Dentro del desmayo, con ansia de estrellas y ruido del mar, te sumerges y flotas. Despiertas bajo el olor a carne asada, ¿acaso tus guerreros descansan y se alimentan mientras esperan tu salud? Hay en tu boca un sabor putrefacto. Escupes. Quieren abrir la puerta. ¿Serán tus soldados quienes vienen en tu ayuda? De pronto la noche se incendia con disparos y gritos de furia y dolor. El espanto te da la fuerza para incorporarte. Exclamas entre la red de las hojas de tu lecho: «¡sálvenme!»
Sin alcance de tus actos, ignoras que eres un escritor, quien por odio a la violencia, volcó en la prensa notas acusatorias en contra del cártel, y son ahora sus integrantes, quienes te han golpeado y te mantienen preso. Te reprendes: ¿cómo llegaste a tal peligro de muerte?
Afuera de la choza alguien viene a rescatarte de los sicarios, pero tú instinto de conservación, recelando más daño, hace que patees la pared de madera y te lances en el vértigo de la caída. Tu cuerpo rueda cuesta abajo entre el lodo y la hierba, en donde un golpe de aire como acabado de hacer, te da un respiro.
Un relámpago aparece, y puedes mirar en la lejanía cómo las nubes parecen un combate de dioses.
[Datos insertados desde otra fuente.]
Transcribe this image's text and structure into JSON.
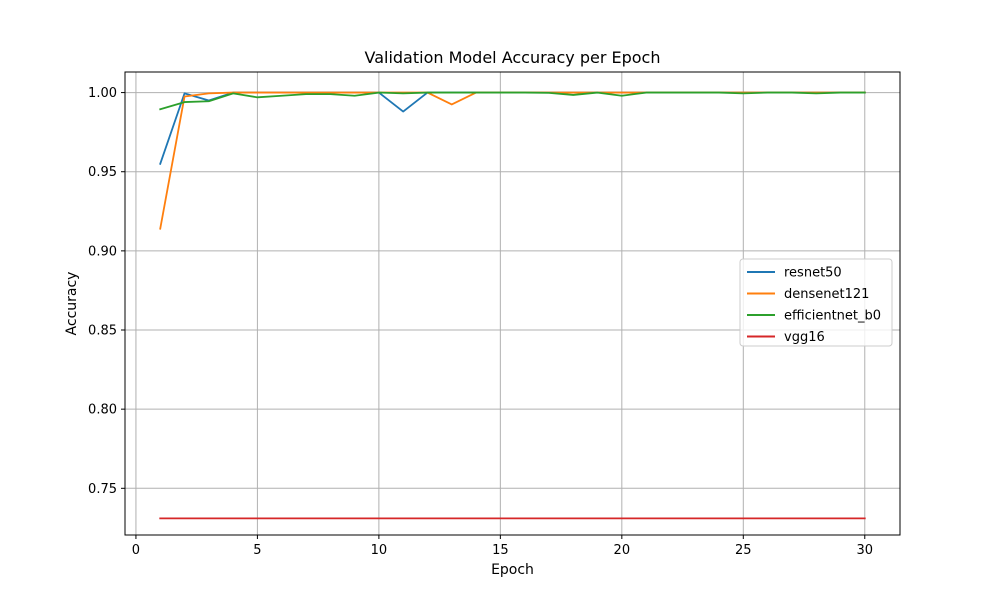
{
  "chart_data": {
    "type": "line",
    "title": "Validation Model Accuracy per Epoch",
    "xlabel": "Epoch",
    "ylabel": "Accuracy",
    "xlim": [
      -0.45,
      31.45
    ],
    "ylim": [
      0.7205,
      1.013
    ],
    "x_ticks": [
      0,
      5,
      10,
      15,
      20,
      25,
      30
    ],
    "y_ticks": [
      0.75,
      0.8,
      0.85,
      0.9,
      0.95,
      1.0
    ],
    "x_tick_labels": [
      "0",
      "5",
      "10",
      "15",
      "20",
      "25",
      "30"
    ],
    "y_tick_labels": [
      "0.75",
      "0.80",
      "0.85",
      "0.90",
      "0.95",
      "1.00"
    ],
    "grid": true,
    "legend_position": "center-right",
    "x": [
      1,
      2,
      3,
      4,
      5,
      6,
      7,
      8,
      9,
      10,
      11,
      12,
      13,
      14,
      15,
      16,
      17,
      18,
      19,
      20,
      21,
      22,
      23,
      24,
      25,
      26,
      27,
      28,
      29,
      30
    ],
    "series": [
      {
        "name": "resnet50",
        "color": "#1f77b4",
        "values": [
          0.955,
          0.9995,
          0.995,
          1.0,
          1.0,
          1.0,
          1.0,
          1.0,
          1.0,
          1.0,
          0.988,
          1.0,
          1.0,
          1.0,
          1.0,
          1.0,
          1.0,
          1.0,
          1.0,
          1.0,
          1.0,
          1.0,
          1.0,
          1.0,
          1.0,
          1.0,
          1.0,
          1.0,
          1.0,
          1.0
        ]
      },
      {
        "name": "densenet121",
        "color": "#ff7f0e",
        "values": [
          0.914,
          0.9975,
          0.9995,
          1.0,
          1.0,
          1.0,
          1.0,
          1.0,
          1.0,
          1.0,
          1.0,
          1.0,
          0.9925,
          1.0,
          1.0,
          1.0,
          1.0,
          1.0,
          1.0,
          1.0,
          1.0,
          1.0,
          1.0,
          1.0,
          1.0,
          1.0,
          1.0,
          1.0,
          1.0,
          1.0
        ]
      },
      {
        "name": "efficientnet_b0",
        "color": "#2ca02c",
        "values": [
          0.9895,
          0.994,
          0.9945,
          0.9995,
          0.997,
          0.998,
          0.999,
          0.999,
          0.998,
          1.0,
          0.9995,
          1.0,
          1.0,
          1.0,
          1.0,
          1.0,
          0.9998,
          0.9985,
          1.0,
          0.998,
          1.0,
          1.0,
          1.0,
          1.0,
          0.9995,
          1.0,
          1.0,
          0.9995,
          1.0,
          1.0
        ]
      },
      {
        "name": "vgg16",
        "color": "#d62728",
        "values": [
          0.731,
          0.731,
          0.731,
          0.731,
          0.731,
          0.731,
          0.731,
          0.731,
          0.731,
          0.731,
          0.731,
          0.731,
          0.731,
          0.731,
          0.731,
          0.731,
          0.731,
          0.731,
          0.731,
          0.731,
          0.731,
          0.731,
          0.731,
          0.731,
          0.731,
          0.731,
          0.731,
          0.731,
          0.731,
          0.731
        ]
      }
    ]
  }
}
La luz previa a la salida del sol comienza a envolver el horizonte, imita un campo en pugna donde seres celestes caen heridos. Te preguntas por tu ejército, y sus armas. «Su escudo y su espada, si ha de morir que sea como un valiente», te dice alguien. La lluvia cesa, algunas gotas atoradas entre los árboles, se desprenden, y hacen un chapoteo sobre tus ropas. Se alejan en el aire los sonidos de la sirena. Queda el viento tras el frío de la madrugada «¡Un último esfuerzo atrida!»
De pronto, ya no hay más aqueos ni troyanos, se difumina el espejismo de la realidad que evocaste, de la que sólo restan indicios. La sombra se retira entre sombras ante el advenimiento del día. Un tronco provisional se desliza por la corriente, te aferras a él. A lo lejos imaginas las costas helénicas. A la deriva, bajo la luz que se manifiesta, una nueva voz te inunda:
Y vas río abajo, como perdido, preguntando por tu nombre.